Since early February, 11 senior Canadian military leaders — current and former — have been sidelined, investigated or forced into retirement, triggering a public backlash and division within the ranks.
In some cases, senior officers have been pegged to replace a leader accused of misconduct, but have then faced their own allegations before assuming the new post.
On Oct. 12, Maj.-Gen. Dany Fortin lost a court bid to be reinstated as head of Canada’s COVID-19 vaccine rollout. He is facing a criminal charge of sexual assault. The next day, it was revealed that the installation of Lt.-Gen. Trevor Cadieu as commander of the army was postponed in September because he is being investigated following an allegation of sexual misconduct.
On Oct. 15, it was reported that the head of military personnel, Lt.-Gen. Steven Whelan, had stepped aside during an investigation into an allegation of sexual misconduct. His predecessor in the role, Vice-Adm. Haydn Edmundson, went on leave in March and is also the subject of a probe into an allegation of sexual misconduct.
This ever-widening crisis has engulfed Canada’s last two chiefs of defence staff. On Jan. 14, Gen. Jonathan Vance officially stepped down as Canada’s top soldier and handed the reins to Admiral Art McDonald. Less than a month later, on Feb. 2, news broke that Gen. Vance, the architect of the military’s campaign to stamp out sexual misconduct, was facing allegations of inappropriate relations with lower-ranked female staff.
On Feb. 25, his successor, Adm. McDonald, abruptly stepped aside after reports he was being investigated by military police over an allegation of misconduct involving a junior female crew member aboard the warship HMCS Montreal in 2010.

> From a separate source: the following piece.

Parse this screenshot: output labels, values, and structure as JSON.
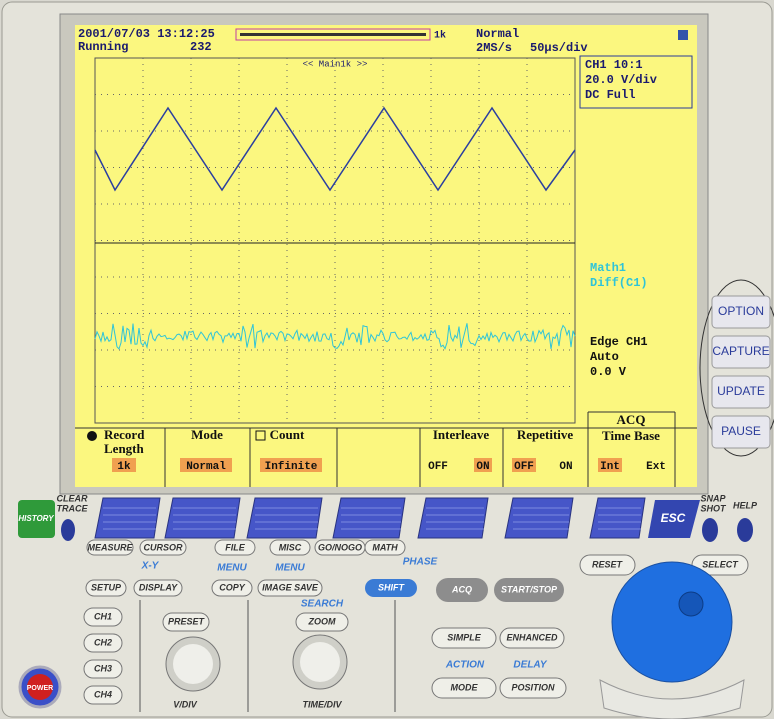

These accumulating accusations leave no doubt there’s a well-documented toxic culture within the military, and an abject failure by Prime Minister Justin Trudeau and Defence Minister Harjit Sajjan to curb a scandal that has soiled the reputation of Canada’s military.
“I think we have a prime minister who’s identified as a feminist prime minister, but he and the minister of defence have zero credibility on this file,” said Megan MacKenzie, the Simons Chair in International Law and Human Security at Simon Fraser University and leader of an international project studying sexual misconduct in the military.
In August, the Forces turned down a former military member’s request for the RCMP to investigate her claim that a senior military leader raped her. The refusal came despite a report by retired Supreme Court Justice Morris Fish urging the military to surrender control of sexual assault investigations to civilian authorities until it reforms the way it deals with victims’ rights. The military has yet to hand over a single investigation to civilian police.
It’s clear the military is unable to stem this growing tide of misconduct, which means it’s time for the civilian criminal justice system, including the RCMP, to step in and handle criminal cases in the military. It’s also time for the military to overhaul a vetting process that has become an insult to victims of abuse.
There’s a longstanding joke in the military that states: “Hurry up and wait!” The victims of assault and misconduct in the Canadian Forces have waited long enough.